In this design, the reference (the natural key to the referenced entity) is kept on the entity as required, but the reference is not required to resolve.

One advantage of this design is that the choice of if a reference must resolve can be made at a number of different levels. For example, a data standards specification could delegate this decision to an implementation to make, allowing an implementation to decide on when the local ecosystem is sufficiently robust in order to mandate that references resolve or not.

In this respect, this approach can be used to allow implementations to mature and raise the benchmark on data quality at appropriate times.

It is also evident that this is really more of a technology approach than a data standards approach. From a data standards viewpoint, for a particular API specification, a reference is either required to resolve or not.
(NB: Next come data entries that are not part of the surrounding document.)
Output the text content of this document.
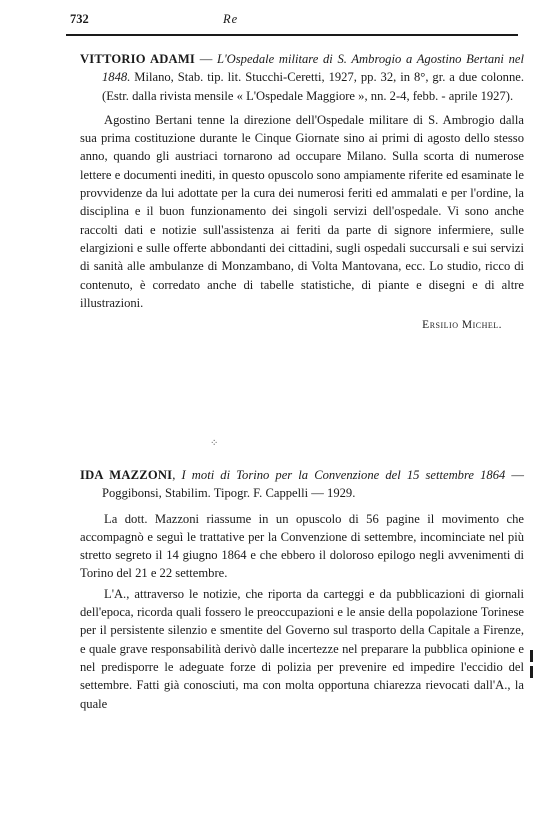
732	Re

VITTORIO ADAMI — L'Ospedale militare di S. Ambrogio a Agostino Bertani nel 1848. Milano, Stab. tip. lit. Stucchi-Ceretti, 1927, pp. 32, in 8°, gr. a due colonne. (Estr. dalla rivista mensile « L'Ospedale Maggiore », nn. 2-4, febb. - aprile 1927).

Agostino Bertani tenne la direzione dell'Ospedale militare di S. Ambrogio dalla sua prima costituzione durante le Cinque Giornate sino ai primi di agosto dello stesso anno, quando gli austriaci tornarono ad occupare Milano. Sulla scorta di numerose lettere e documenti inediti, in questo opuscolo sono ampiamente riferite ed esaminate le provvidenze da lui adottate per la cura dei numerosi feriti ed ammalati e per l'ordine, la disciplina e il buon funzionamento dei singoli servizi dell'ospedale. Vi sono anche raccolti dati e notizie sull'assistenza ai feriti da parte di signore infermiere, sulle elargizioni e sulle offerte abbondanti dei cittadini, sugli ospedali succursali e sui servizi di sanità alle ambulanze di Monzambano, di Volta Mantovana, ecc. Lo studio, ricco di contenuto, è corredato anche di tabelle statistiche, di piante e disegni e di altre illustrazioni.

Ersilio Michel.

⁘

IDA MAZZONI, I moti di Torino per la Convenzione del 15 settembre 1864 — Poggibonsi, Stabilim. Tipogr. F. Cappelli — 1929.

La dott. Mazzoni riassume in un opuscolo di 56 pagine il movimento che accompagnò e seguì le trattative per la Convenzione di settembre, incominciate nel più stretto segreto il 14 giugno 1864 e che ebbero il doloroso epilogo negli avvenimenti di Torino del 21 e 22 settembre.

L'A., attraverso le notizie, che riporta da carteggi e da pubblicazioni di giornali dell'epoca, ricorda quali fossero le preoccupazioni e le ansie della popolazione Torinese per il persistente silenzio e smentite del Governo sul trasporto della Capitale a Firenze, e quale grave responsabilità derivò dalle incertezze nel preparare la pubblica opinione e nel predisporre le adeguate forze di polizia per prevenire ed impedire l'eccidio del settembre. Fatti già conosciuti, ma con molta opportuna chiarezza rievocati dall'A., la quale
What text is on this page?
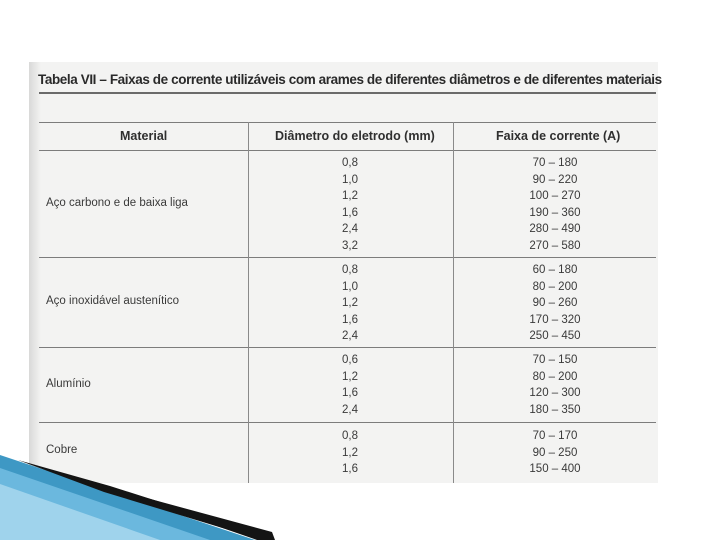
Tabela VII – Faixas de corrente utilizáveis com arames de diferentes diâmetros e de diferentes materiais
Material	Diâmetro do eletrodo (mm)	Faixa de corrente (A)
Aço carbono e de baixa liga
0,8
1,0
1,2
1,6
2,4
3,2
70 – 180
90 – 220
100 – 270
190 – 360
280 – 490
270 – 580
Aço inoxidável austenítico
0,8
1,0
1,2
1,6
2,4
60 – 180
80 – 200
90 – 260
170 – 320
250 – 450
Alumínio
0,6
1,2
1,6
2,4
70 – 150
80 – 200
120 – 300
180 – 350
Cobre
0,8
1,2
1,6
70 – 170
90 – 250
150 – 400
However, it is possible that the overall Ed-Fi data model could be annotated as to which elements are allowed to be made "potentially logical" within other specifications - i.e. used at at meta level of the Ed-Fi suite of data standards.

In part, this design bears similarity to the FHIR healthcare standards which has a concept of a dual key system, with business identifiers that "identify the underlying concept (also called 'real world entity') consistently across all contexts of use" vs the logical references "assigned by the server responsible for storing" the resource (see https://www.hl7.org/fhir/resource.html). FHIR emphasizes that logical keys are the ones driving connections and lookup with the data exchange context, while business identifiers are more useful for connecting to systems or processes not within the data exchange context. One could imagine that an Ed-Fi reference in an API context could send both/either keys, and the business key not be forced to resolve.